Reflexionemos un momento sobre la primera contradicción. ¿A qué se debe esa nostalgia por un tipo de liderazgo viril del estilo del que representan Trump, Salvini, Abascal o Putin? ¿Podríamos explicar su éxito si no fuera porque, además de que son votados por los tradicionales reaccionarios de la derecha, resultan políticamente atractivos para amplias capas de la población, incluidos aquellos trabajadores que en su momento pudieron votar a los comunistas?

La primera explicación que se me ocurre tiene que ver con un mecanismo de compensación ante el desconcierto que produce la nueva reconfiguración de los papeles masculinos y femeninos, así como el avance de la lucha por la igualdad.

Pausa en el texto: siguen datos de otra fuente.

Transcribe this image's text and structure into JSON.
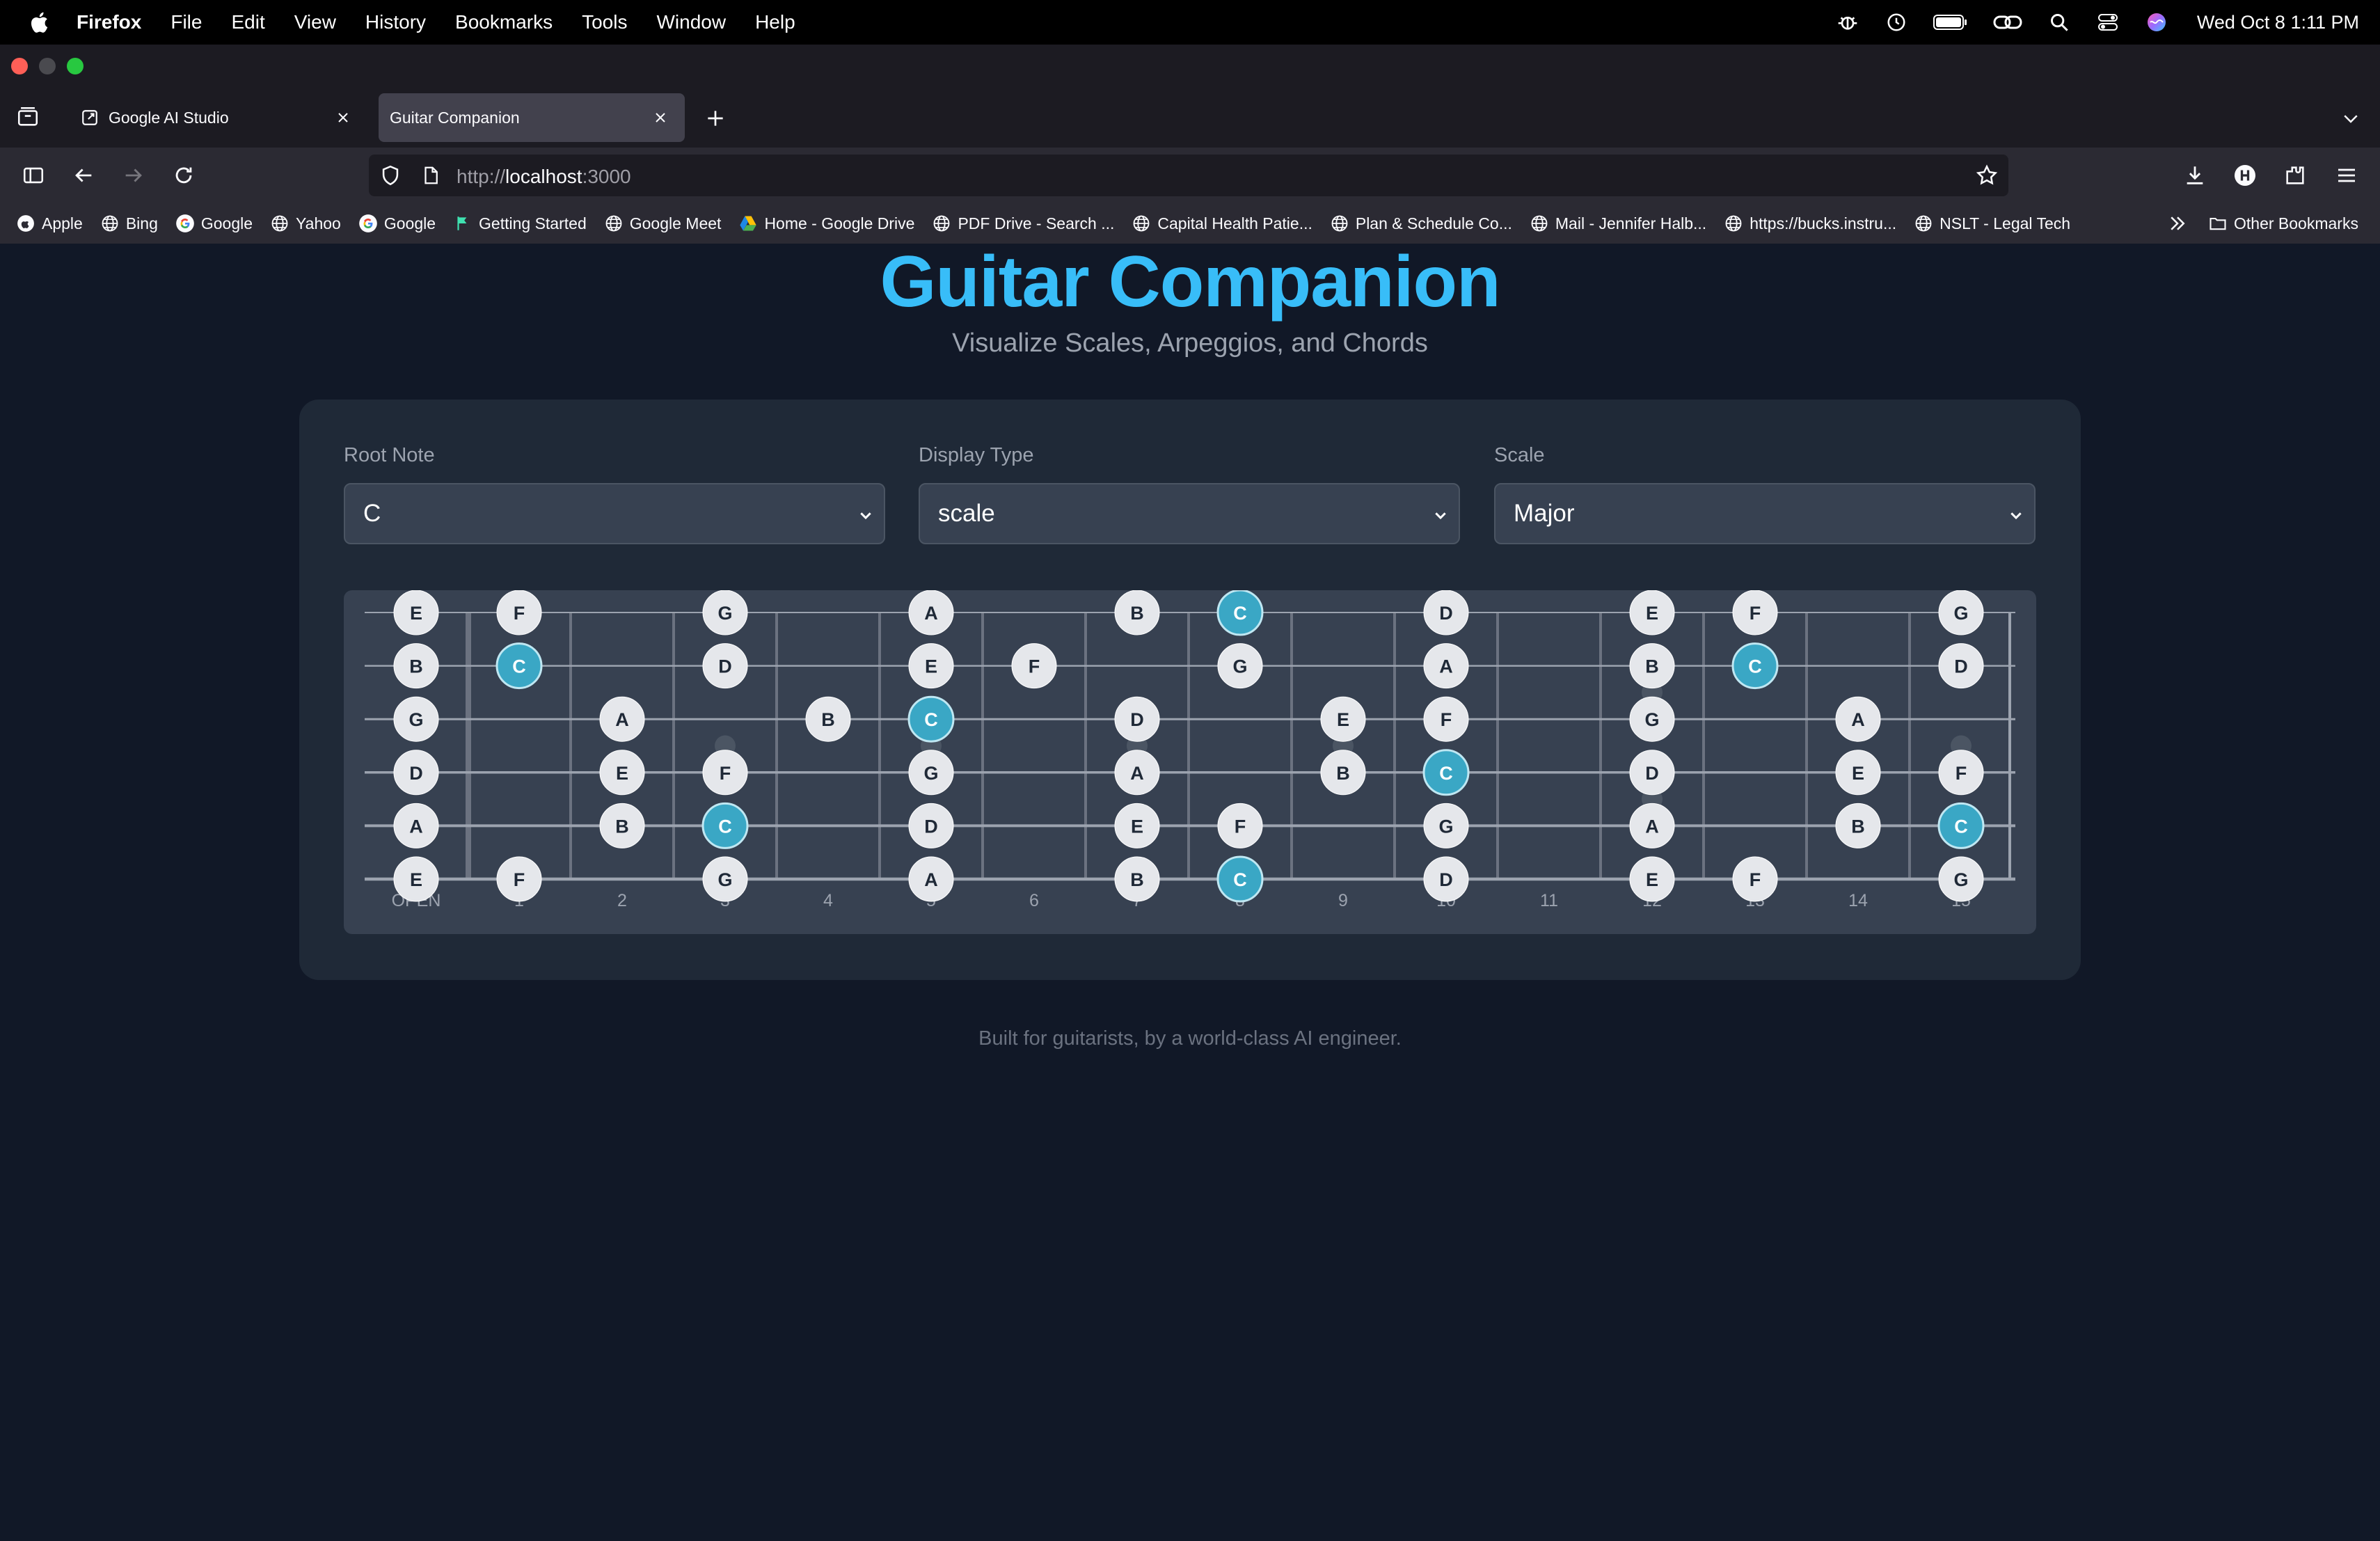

Estamos en un momento histórico en el que se están volviendo a definir lo público y lo privado, la autosuficiencia y la dependencia, la soberanía y la cooperación, los principios y la negociación. En este contexto, el retorno del macho alfa o del cotidiano machirulo respondería a un intento de clarificación y vuelta a los patrones tradicionales. La dominación masculina se resiste a ceder y encuentra el sustento de amplias capas de la población que no saben cómo transitar hacia el nuevo reparto del territorio. El intento de conservar antiguos privilegios cuenta con el beneplácito de quienes se sienten inseguros en la nueva redefinición. Unos no saben cuál debe ser su nueva posición y otros lo saben demasiado bien y se resisten a ello. Porque no se negocia un simple reparto de tareas domésticas sino la definición de la propia identidad, algo que está produciendo nuevos perdedores y gente desconcertada e insegura.

El clásico combate por la igualdad mantenía la identidad de los combatientes, por lo que no resultaba demasiado desconcertante; ahora se discute también qué significa la masculinidad, en torno a las variantes de feminismo y la diversidad sexual. No es un combate de estereotipos sino contra ellos, porque el modo como el género se traduce en un estilo hace ya mucho tiempo que explotó en una variedad inclasificable. La cuestión es cómo equilibramos valores como el cuidado, la eficacia o la protección cuando ya no están asociados a ningún género en exclusiva.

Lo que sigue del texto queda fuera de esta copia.